This is using a Finnstar SFP+ module to a 2m fiber LC-LC om3 dualmode cable connected to my Aruba switch.
I am using the Aruba 10GbE ports as normal DHCP ports instead of uplinks for now. I have a Netapp 10G switch but need to learn it..
Will report back in the future with some speeds between FreeBSD 10GbE devices like Chelsio T420 and Intel X520-DA2.


----------



## puretone (Jan 23, 2019)

Always fun to see mention of my home country in geeky hardware specs. AMD uses a device core codename Aruba for one of their graphics cards series as well. I ought to use one of their switches on the actual island, hehehe
Any particular reason you opted for the much more expensive (albeit much muuuch cheaper on eBay) ConnectX-3 cards?
Surely you meant to say Finisar SFP+


----------



## Phishfry (Jan 23, 2019)

I wanted PCIe 3 bus. Max blast for a PCIe 3.0 4x slot. I have some machines with only 4X PCIe slot and one 10GBe is enough.
Yes those sound like the SFP modules. Amazing little lasers.


----------



## Phishfry (Jan 23, 2019)

Can any fiber cable experts tell me why short cables are not more prevalent?
Most are =>1Meter. I am so fed up I am considering trying to make my own.
I want a tidy rack.
Maybe short runs most people use twinax direct attach instead?
I have gear stacked right net to one another and need shorty multimode LC OC3 10G patch cables.<=.3M


----------



## pboehmer (Jan 23, 2019)

Not an expert, but I'd imagine because fiber was designed for long(er) haul connections.  With < 1m length, you could (should?) use 10g copper.  That being said, you may want to make sure you're not running too hot on your connections running a risk of burning out your SPFs.


----------



## inf3rno (Dec 23, 2020)

Phishfry said:


> Well I picked up a MCX311A card because I need a 4x PCIe 10-Gigabit Ethernet card for my firewall.
> The card is so small it is amazing. Half the height of a Low Profile bracket. One SFP+ socket.
> They are selling for $27 bucks used on ebay so I bought one.
> I was happy to find out that it works fine at 10GbE with no kernel modifications necessary.
> ...


What transfer speed did you measure with it? I can do only 5-6 Gbps with iperf3, no matter how I try. I have a DAC cable between the computers. It is weird, because it seems to depend on the CPU of the sending computer a lot. My weaker computer can send only 4.7Gbps my stronger something around 5.8. The CPU is 3.4 GHz, I wonder if that is not enough for 10Gbps data transfer or something else is wrong with these systems. Another idea that I bought fake cards, but I would not expect fake cards to work with the Mellanox driver at 5-6 Gbps speeds. So it is weird, but I have no experience with high speed ethernet to know for sure...


----------



## Phishfry (Dec 23, 2020)

I doubt you got fake cards. I do not remember the exact speeds I achieved. Somewhere around 8500 Mbps if I remember right.
I was using a single socket LGA2011 board with a V3 cpu for testing..


----------



## inf3rno (Dec 24, 2020)

Phishfry said:


> I doubt you got fake cards. I do not remember the exact speeds I achieved. Somewhere around 8500 Mbps if I remember right.
> I was using a single socket LGA2011 board with a V3 cpu for testing..
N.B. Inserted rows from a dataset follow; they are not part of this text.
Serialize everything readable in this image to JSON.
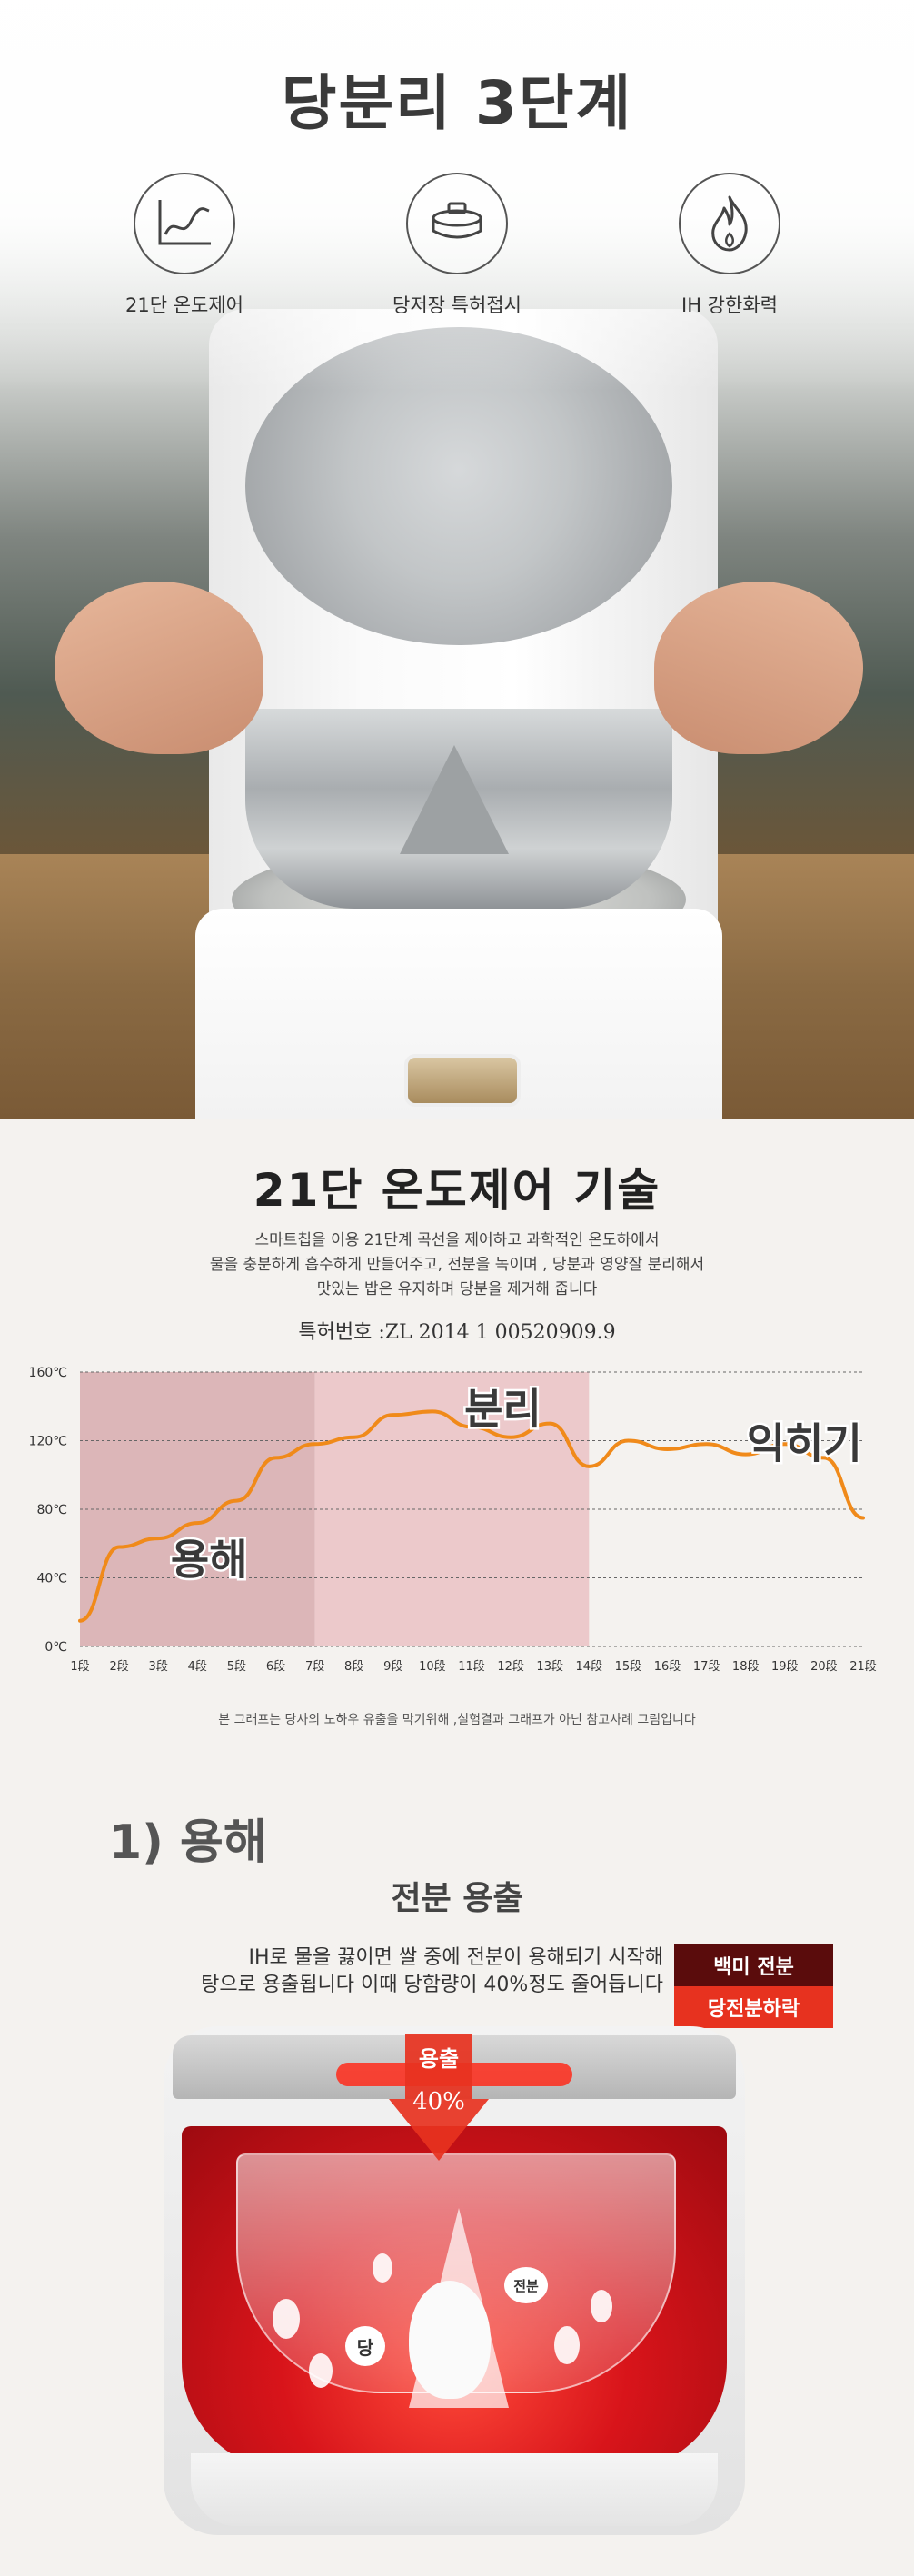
{
  "hero": {
    "title": "당분리 3단계",
    "features": [
      {
        "icon": "temperature-curve-icon",
        "label": "21단 온도제어"
      },
      {
        "icon": "steamer-plate-icon",
        "label": "당저장 특허접시"
      },
      {
        "icon": "flame-icon",
        "label": "IH 강한화력"
      }
    ]
  },
  "tech": {
    "title": "21단 온도제어 기술",
    "desc_lines": [
      "스마트칩을 이용 21단계 곡선을 제어하고 과학적인 온도하에서",
      "물을 충분하게 흡수하게 만들어주고, 전분을 녹이며 , 당분과 영양잘 분리해서",
      "맛있는 밥은 유지하며 당분을 제거해 줍니다"
    ],
    "patent": "특허번호 :ZL 2014 1 00520909.9",
    "note": "본 그래프는 당사의 노하우 유출을 막기위해 ,실험결과 그래프가 아닌 참고사례 그림입니다"
  },
  "chart_data": {
    "type": "line",
    "x": [
      "1段",
      "2段",
      "3段",
      "4段",
      "5段",
      "6段",
      "7段",
      "8段",
      "9段",
      "10段",
      "11段",
      "12段",
      "13段",
      "14段",
      "15段",
      "16段",
      "17段",
      "18段",
      "19段",
      "20段",
      "21段"
    ],
    "y_ticks": [
      "0℃",
      "40℃",
      "80℃",
      "120℃",
      "160℃"
    ],
    "ylim": [
      0,
      160
    ],
    "series": [
      {
        "values": [
          15,
          58,
          63,
          72,
          85,
          110,
          118,
          122,
          135,
          137,
          128,
          122,
          130,
          105,
          120,
          115,
          118,
          112,
          118,
          110,
          75
        ]
      }
    ],
    "regions": [
      {
        "label": "용해",
        "from": 1,
        "to": 7,
        "color": "#dcb6b8"
      },
      {
        "label": "분리",
        "from": 7,
        "to": 14,
        "color": "#ecc9cb"
      },
      {
        "label": "익히기",
        "from": 14,
        "to": 21,
        "color": ""
      }
    ],
    "grid": true,
    "line_color": "#f08a1a"
  },
  "section1": {
    "number": "1) 용해",
    "subtitle": "전분 용출",
    "text_lines": [
      "IH로 물을 끓이면 쌀 중에 전분이 용해되기 시작해",
      "탕으로 용출됩니다 이때 당함량이 40%정도 줄어듭니다"
    ],
    "tag_dark": "백미 전분",
    "tag_red": "당전분하락",
    "arrow_label": "용출",
    "arrow_value": "40%",
    "label_sugar": "당",
    "label_starch": "전분"
  },
  "colors": {
    "accent_red": "#e7321f",
    "dark_red": "#5a0c0c",
    "line_orange": "#f08a1a"
  }
}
Thanks! It turned out that one of the motherboards has only x2 pcie2 lanes in the second x16 slot, which limits it speed to the theoretical 8Gbps. I guess in practice that means 6Gbps and that's why I don't have higher speeds. I'll buy a new motherboard and we'll see. In theory these cards can do 40Gbps too with a modified firmware.


----------



## inf3rno (Jan 1, 2021)

Phishfry said:


> I doubt you got fake cards. I do not remember the exact speeds I achieved. Somewhere around 8500 Mbps if I remember right.
> I was using a single socket LGA2011 board with a V3 cpu for testing..


I bought a new motherboard meanwhile with 4x pcie3 lanes. Now I have 9.55Gbps with iperf3. With FTP it is only about 2.5Gbps, but certainly not the Mellanox card is the bottleneck.


----------